Well, forget all that. We don’t have arguments anymore, let alone rules-based orderly debate. We have hate fests in which the clashing sides believe that their mission is to silence their opponents and would-be interlocutors sometimes in the most permanent way conceivable judging by the proliferation of death threats. It is important to recognise that the absence of anything that could be recognisable as a centre ground (or even as several competing ones) is not accidental: it is the result of a quite deliberate dismantling of the principle that used to be the foundation of our political system.

The right to present an alternative view and the moral obligation to take into account the views of others was what distinguished free peoples from enslaved ones. In their place we have enmity, suspicion and a sense of abandonment by what should be the agencies of justice, as well as the weaponising of language itself. Words that were once mainstays in the preservation of liberty have changed their meanings completely. “Liberal” now means illiberal: intolerant of any deviation from dogma even when it defies scientific fact. That great American favourite “progressive”, now means repressive: demanding the extirpation of any views which contradict the imposed radical orthodoxy. As we are reminded constantly by endless further episodes in this Inquisition, careers can be destroyed, livelihoods terminated and – most depressingly – dissident voices simply intimidated into cautionary silence. And all in the name of what is being described as a new centrist consensus.

There are the beginnings of hope, of course: the first tentative signs that this grotesque hegemony may be imploding. Forbidden words are being uttered out loud and some of the banished are being rehabilitated – at least in the arena of commerce where reality, in the form of consumer choice, still has some bite. This may turn out to be the end of it, but before we get too smug and complacent, it is very important that we examine what just happened. If we did not, in the end, lose a grip permanently on our most treasured values, we came damn close to it. There will be a time for the academic dissertations and the popular books by public intellectuals examining the temporary insanity that nearly brought down democratic freedoms. But there is an urgent task that needs to be undertaken immediately because this is still too close to call.

First we have to be clear that this thing which, for some bizarre reason, was allowed to run amok – this presumed tyranny over words and thoughts – was not politics at all. It was a cultural nervous breakdown.
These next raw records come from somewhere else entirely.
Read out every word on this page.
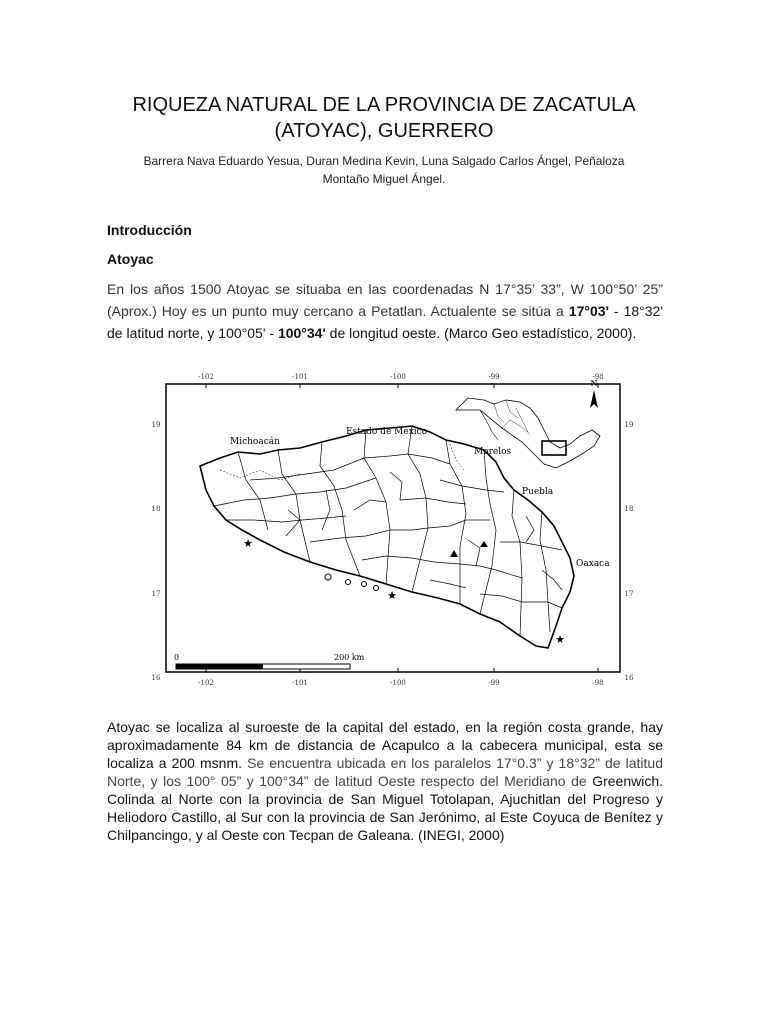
RIQUEZA NATURAL DE LA PROVINCIA DE ZACATULA
(ATOYAC), GUERRERO
Barrera Nava Eduardo Yesua, Duran Medina Kevin, Luna Salgado Carlos Ángel, Peñaloza
Montaño Miguel Ángel.
Introducción
Atoyac
En los años 1500 Atoyac se situaba en las coordenadas N 17°35’ 33”, W 100°50’ 25” (Aprox.) Hoy es un punto muy cercano a Petatlan. Actualente se sitúa a 17°03' - 18°32' de latitud norte, y 100°05' - 100°34' de longitud oeste. (Marco Geo estadístico, 2000).
-102	-101	-100	-99	-98
-102	-101	-100	-99	-98
19
18
17
16
19
18
17
16
N
★
★
★
Michoacán
Estado de México
Morelos
Puebla
Oaxaca
0	200 km
Atoyac se localiza al suroeste de la capital del estado, en la región costa grande, hay aproximadamente 84 km de distancia de Acapulco a la cabecera municipal, esta se localiza a 200 msnm. Se encuentra ubicada en los paralelos 17°0.3” y 18°32” de latitud Norte, y los 100° 05” y 100°34” de latitud Oeste respecto del Meridiano de Greenwich. Colinda al Norte con la provincia de San Miguel Totolapan, Ajuchitlan del Progreso y Heliodoro Castillo, al Sur con la provincia de San Jerónimo, al Este Coyuca de Benítez y Chilpancingo, y al Oeste con Tecpan de Galeana. (INEGI, 2000)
Words that once had perfectly comprehensible meanings (like “crime”) were turned into coded ambiguities (“non-crime hate incident”) which were to be enforceable by the police even though, by definition, they were not criminal. Why are we wasting time talking about this? It is nonsensical. If a crime is committed, or suspected, that is the business of the police and the courts. If a non-crime (which is to say, no crime) has been committed, then it is not a matter for the police and the courts. No distinction is more important in a free country than that between crime and not-crime. There was a time when everybody in his right mind understood this. When exactly did that understanding break down?

Maybe this is a symptom of a civilisation in decline: a defiant flight of belligerent, self-indulgent fantasy that can only take control in a decadent, exhausted culture. The decency and tolerance of the discussion about assisted dying has been startling precisely because it is now so unusual. The Left-liberal axis which presumes to take such commanding power of social relations today is much more drastic and fundamental than the Marxist Left which tried to subvert the West when the contest was about economics. Those old school Communists would not have suggested that men could become women. They were busy arguing about the ownership of the means of production, not the biological facts of the human condition.

Perhaps this was the inevitable end of secularism. Losing the authority of revealed religion and the moral authority that goes with it, may be too great a deprivation for human conscience to bear and so the agnostic society had to create its own kind of moral absolutism to fill the vacuum.